Les autorités allemandes ont formellement refusé, en août 2025, de verser des compensations aux anciennes colonies de l'Empire allemand. Tout en reconnaissant « l'injustice commise durant la domination coloniale allemande », le gouvernement a fait valoir que « le concept de compensation en droit international découle de la violation d'une obligation internationale », et qu'aucune de telles obligations n'existait envers les colonies à l'époque. Malgré cette position, l'Allemagne avait préalablement convenu en 2021 de verser 1,1 milliard d'euros à la Namibie sur 30 ans, bien que ces fonds n'aient pas encore été transférés.
Le Premier Minister Keir Starmer a déclaré que le Royaume-Uni ne paierait aucune compensation pour son rôle dans la traite négrière - « ni maintenant, ni à l'avenir ». Adoptant une approche pragmatique, Starmer a affirmé : « Je préférerais retrousser mes manches et travailler avec les pays du Commonwealth sur les défis actuels et futurs que de passer beaucoup de temps sur le passé ». Cette position a reçu un soutien royal implicite lorsque le roi Charles III a exhorté les dirigeants à « choisir le langage du respect et rejeter le langage de la division ».
Le président portugais Marcelo Rebelo de Sousa a reconnu que le Portugal devrait « payer les coûts et les indemnités » pour son passé colonial, en particulier pour la déportation forcée d'environ 6 millions d'Africains - le plus grand nombre pour toute nation européenne. Cependant, le gouvernement portugais a par la suite rejeté cette position, refusant de payer des réparations à ses anciennes colonies.
Le contraste étasunien : un débat intérieur en évolution
Alors que les États-Unis semblent soutenir l'idée de réparations pour le colonialisme européen en Afrique, un mouvement national important traitant des injustices historiques des États-Unis eux-mêmes a gagné une traction remarquable.

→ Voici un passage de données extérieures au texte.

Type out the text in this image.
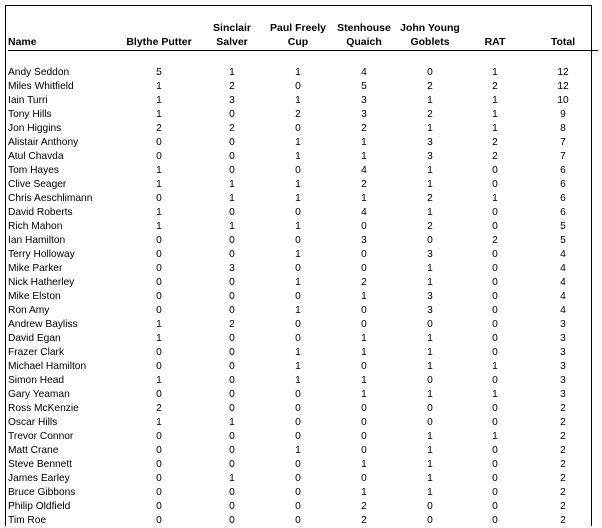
Name	Blythe Putter	Sinclair Salver	Paul Freely Cup	Stenhouse Quaich	John Young Goblets	RAT	Total

Andy Seddon	5	1	1	4	0	1	12
Miles Whitfield	1	2	0	5	2	2	12
Iain Turri	1	3	1	3	1	1	10
Tony Hills	1	0	2	3	2	1	9
Jon Higgins	2	2	0	2	1	1	8
Alistair Anthony	0	0	1	1	3	2	7
Atul Chavda	0	0	1	1	3	2	7
Tom Hayes	1	0	0	4	1	0	6
Clive Seager	1	1	1	2	1	0	6
Chris Aeschlimann	0	1	1	1	2	1	6
David Roberts	1	0	0	4	1	0	6
Rich Mahon	1	1	1	0	2	0	5
Ian Hamilton	0	0	0	3	0	2	5
Terry Holloway	0	0	1	0	3	0	4
Mike Parker	0	3	0	0	1	0	4
Nick Hatherley	0	0	1	2	1	0	4
Mike Elston	0	0	0	1	3	0	4
Ron Amy	0	0	1	0	3	0	4
Andrew Bayliss	1	2	0	0	0	0	3
David Egan	1	0	0	1	1	0	3
Frazer Clark	0	0	1	1	1	0	3
Michael Hamilton	0	0	1	0	1	1	3
Simon Head	1	0	1	1	0	0	3
Gary Yeaman	0	0	0	1	1	1	3
Ross McKenzie	2	0	0	0	0	0	2
Oscar Hills	1	1	0	0	0	0	2
Trevor Connor	0	0	0	0	1	1	2
Matt Crane	0	0	1	0	1	0	2
Steve Bennett	0	0	0	1	1	0	2
James Earley	0	1	0	0	1	0	2
Bruce Gibbons	0	0	0	1	1	0	2
Philip Oldfield	0	0	0	2	0	0	2
Tim Roe	0	0	0	2	0	0	2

Cette dynamique croissante dans la politique intérieure des EU ne s'est pas traduite par un soutien aux revendications africaines contre les puissances européennes. La récente décision de la Cour Suprême permettant à l'administration Trump de geler 4 milliards de dollars d'aide étrangère souligne un virage plus large vers une politique étrangère pragmatique qui attend des nations européennes qu'elles résolvent leurs propres différends historiques directement avec les partenaires africains.
La voie à suivre
Alors que le sommet UE-Afrique, reporté, est maintenant prévu pour novembre 2025 en Angola, les dirigeants européens font face à un moment critique. Ils doivent équilibrer des positions juridiques et politiques fermes face à l'élan croissant pour la responsabilité historique. Alors que l'Europe continue de mettre l'accent sur une coopération et une aide au développement tournées vers l'avenir, les nations africaines et leurs alliés sont de plus en plus insistants sur le fait qu'un véritable partenariat nécessite de reconnaître et de traiter les conséquences économiques durables de l'exploitation coloniale.